Toujours est-il que si l’un des objectifs du chef de l’Etat, en repoussant l’élection présidentielle, était de travailler à couvrir peu ou prou ses arrières en faisant passer une telle loi d’amnistie, cela constitue déjà une victoire d’étape pour Macky Sall, en attendant que le Conseil constitutionnel puisse se prononcer sur la question. Mais pour autant, cela sortira-t-il le Sénégal de la crise ? Rien n’est moins sûr. Car, au-delà de la volonté d’apaisement mise en avant par le gouvernement pour justifier l’adoption du projet de loi soumis à l’examen des députés, il faut aussi voir les conséquences des troubles de cette période de braise en termes de morts, d’arrestations et autres dégradations de biens publics et privés, pour mesurer la portée de cette loi d’amnistie visant à absoudre les éventuels auteurs de leurs crimes.

Et les Sénégalais restent d’autant plus divisés sur la question que selon que l’on se situe dans le camp des potentiels bénéficiaires de la mesure de grâce ou dans celui des parents des victimes de ces violences politiques, on ne peut pas avoir la même lecture de l’opportunité d’une telle loi. Qui plus est, qui intervient à ce moment précis de l’histoire du Sénégal, où le président Macky Sall est au crépuscule de son règne.
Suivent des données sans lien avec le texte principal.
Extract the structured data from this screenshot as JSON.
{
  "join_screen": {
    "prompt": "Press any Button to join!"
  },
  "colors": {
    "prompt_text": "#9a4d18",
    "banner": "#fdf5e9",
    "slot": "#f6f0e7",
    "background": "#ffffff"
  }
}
Et cela a d’autant plus quelque chose de gênant que ce geste d’absolution présidentielle paraît calculé à l’effet de servir des intérêts partisans. C’est pourquoi, quelle que soit la noblesse des intentions du chef de l’Etat sénégalais, cette loi d’amnistie soumise au pas de course à l’examen des élus du peuple, restera toujours un sujet de débat si elle doit jurer avec le principe de la redevabilité et de la reddition des comptes. C’est dire si au-delà du Sénégal, nos hommes politiques doivent aussi apprendre à s’assumer.
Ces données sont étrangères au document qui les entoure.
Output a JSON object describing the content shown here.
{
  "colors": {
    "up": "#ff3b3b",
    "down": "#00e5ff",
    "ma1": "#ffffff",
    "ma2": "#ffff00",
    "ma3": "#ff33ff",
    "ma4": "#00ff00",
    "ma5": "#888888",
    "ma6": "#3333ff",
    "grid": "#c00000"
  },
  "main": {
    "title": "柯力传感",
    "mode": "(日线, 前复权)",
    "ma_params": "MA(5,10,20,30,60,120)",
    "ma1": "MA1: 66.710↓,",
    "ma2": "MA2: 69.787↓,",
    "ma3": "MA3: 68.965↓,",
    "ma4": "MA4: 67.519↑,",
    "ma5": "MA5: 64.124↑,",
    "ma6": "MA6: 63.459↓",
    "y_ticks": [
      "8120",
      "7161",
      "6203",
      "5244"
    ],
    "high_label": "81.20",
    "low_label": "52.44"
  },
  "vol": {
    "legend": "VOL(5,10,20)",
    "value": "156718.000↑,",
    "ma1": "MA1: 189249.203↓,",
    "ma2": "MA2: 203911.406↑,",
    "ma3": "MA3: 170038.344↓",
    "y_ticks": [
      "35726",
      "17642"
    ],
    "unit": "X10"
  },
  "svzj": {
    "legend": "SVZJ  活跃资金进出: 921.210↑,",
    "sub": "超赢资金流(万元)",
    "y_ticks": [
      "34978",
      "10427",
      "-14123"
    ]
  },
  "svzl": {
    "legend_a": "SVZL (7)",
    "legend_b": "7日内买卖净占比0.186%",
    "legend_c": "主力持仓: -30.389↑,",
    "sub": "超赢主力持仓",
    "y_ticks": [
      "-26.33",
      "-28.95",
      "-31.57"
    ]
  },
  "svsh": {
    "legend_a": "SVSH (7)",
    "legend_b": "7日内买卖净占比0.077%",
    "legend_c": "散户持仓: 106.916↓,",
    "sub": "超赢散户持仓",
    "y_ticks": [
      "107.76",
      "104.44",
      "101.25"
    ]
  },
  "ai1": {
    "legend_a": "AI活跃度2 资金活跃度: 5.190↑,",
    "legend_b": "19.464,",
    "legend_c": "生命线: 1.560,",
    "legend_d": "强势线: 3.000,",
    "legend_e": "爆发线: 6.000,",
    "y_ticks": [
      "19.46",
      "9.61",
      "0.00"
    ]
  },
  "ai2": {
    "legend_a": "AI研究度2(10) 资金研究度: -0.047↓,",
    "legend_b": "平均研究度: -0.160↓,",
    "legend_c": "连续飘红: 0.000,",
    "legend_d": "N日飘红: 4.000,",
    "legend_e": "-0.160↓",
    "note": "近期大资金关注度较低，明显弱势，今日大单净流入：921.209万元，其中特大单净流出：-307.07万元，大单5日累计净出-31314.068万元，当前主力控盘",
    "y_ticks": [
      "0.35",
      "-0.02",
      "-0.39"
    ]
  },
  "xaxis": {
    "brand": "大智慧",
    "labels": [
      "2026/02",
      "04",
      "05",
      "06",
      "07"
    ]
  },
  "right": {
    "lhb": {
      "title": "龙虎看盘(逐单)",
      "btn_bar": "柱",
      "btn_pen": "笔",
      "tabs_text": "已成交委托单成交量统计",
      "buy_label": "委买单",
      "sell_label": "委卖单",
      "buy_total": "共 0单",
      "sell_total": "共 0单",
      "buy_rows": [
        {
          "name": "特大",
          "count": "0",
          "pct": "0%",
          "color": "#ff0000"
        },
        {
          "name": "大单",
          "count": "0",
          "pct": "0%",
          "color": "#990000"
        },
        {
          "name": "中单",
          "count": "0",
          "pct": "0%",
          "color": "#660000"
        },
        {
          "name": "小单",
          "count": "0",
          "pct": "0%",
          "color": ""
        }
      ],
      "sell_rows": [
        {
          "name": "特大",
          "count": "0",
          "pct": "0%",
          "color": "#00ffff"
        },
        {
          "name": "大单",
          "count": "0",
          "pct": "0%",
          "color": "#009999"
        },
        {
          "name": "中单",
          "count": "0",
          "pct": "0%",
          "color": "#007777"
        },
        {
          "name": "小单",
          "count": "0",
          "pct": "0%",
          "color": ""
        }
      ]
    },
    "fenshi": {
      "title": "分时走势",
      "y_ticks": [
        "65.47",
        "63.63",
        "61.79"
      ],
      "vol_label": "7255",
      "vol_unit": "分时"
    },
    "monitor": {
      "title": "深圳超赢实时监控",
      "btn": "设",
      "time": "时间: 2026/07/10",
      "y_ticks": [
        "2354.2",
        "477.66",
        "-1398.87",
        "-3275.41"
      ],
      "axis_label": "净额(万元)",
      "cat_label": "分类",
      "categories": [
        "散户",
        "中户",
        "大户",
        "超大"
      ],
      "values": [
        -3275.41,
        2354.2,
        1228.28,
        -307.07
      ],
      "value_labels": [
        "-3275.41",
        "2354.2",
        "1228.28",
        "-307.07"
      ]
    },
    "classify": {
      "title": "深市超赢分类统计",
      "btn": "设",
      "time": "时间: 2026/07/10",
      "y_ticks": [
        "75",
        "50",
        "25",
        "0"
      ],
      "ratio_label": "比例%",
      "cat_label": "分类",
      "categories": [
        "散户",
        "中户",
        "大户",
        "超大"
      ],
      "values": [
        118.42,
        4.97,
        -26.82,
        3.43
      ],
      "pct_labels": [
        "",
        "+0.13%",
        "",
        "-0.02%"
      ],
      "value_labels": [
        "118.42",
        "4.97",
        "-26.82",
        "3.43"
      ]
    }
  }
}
Autrement, si tous les régimes devaient en faire autant, la tentation de faire dans l’excès serait grande si l’on sait que l’on peut se couvrir a posteriori les arrières par une loi d’amnistie.

 Le président Macky Sall est dans des calculs en abattant ses dernières cartes

C’est pourquoi, après l’étape de l’Assemblée nationale, la décision du Conseil constitutionnel sera très attendue. Et l’on est impatient de voir dans quel sens penchera la balance des grands « Sages » qui ont été saisis en amont par des candidats à la présidentielle, d’un recours contre la démarche du chef de l’Etat accusé de faire dans le « dilatoire » en tardant à fixer la date de l’élection.
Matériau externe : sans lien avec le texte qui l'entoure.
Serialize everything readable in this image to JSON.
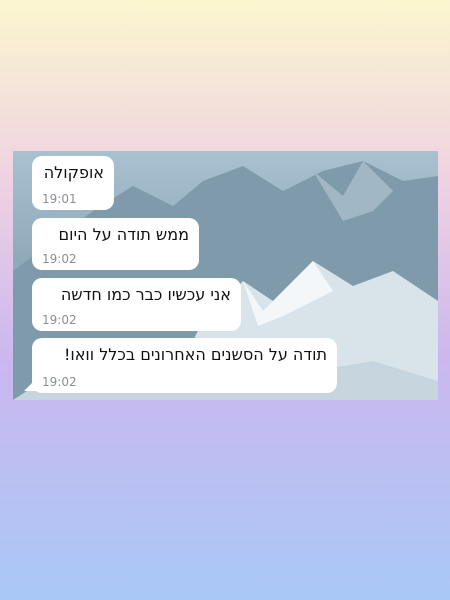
{
  "messages": [
    {
      "text": "אופקולה",
      "time": "19:01"
    },
    {
      "text": "ממש תודה על היום",
      "time": "19:02"
    },
    {
      "text": "אני עכשיו כבר כמו חדשה",
      "time": "19:02"
    },
    {
      "text": "תודה על הסשנים האחרונים בכלל וואו!",
      "time": "19:02"
    }
  ]
}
Et qui auront aussi à se prononcer en aval sur les conclusions du dialogue national que le président de la République compte soumettre à leur approbation. En tout état de cause, à quelques encablures de la fin de son règne, tout porte à croire que le président Macky Sall est dans des calculs en abattant ses dernières cartes, dans sa volonté de rester le maître du jeu jusqu’au bout. Réussira-t-il à garder la main sur le processus électoral et à se maintenir dans le jeu jusqu’au passage de témoin à son successeur ? Ou bien sera-t-il contraint de larguer les amarres à l’échéance du 2 avril prochain qui marque constitutionnellement la fin de son second mandat ?

La réponse à ces questions est sans doute entre les mains du Conseil constitutionnel. Et c’est peu dire que c’est tout un peuple qui sera à présent suspendu…à sa décision.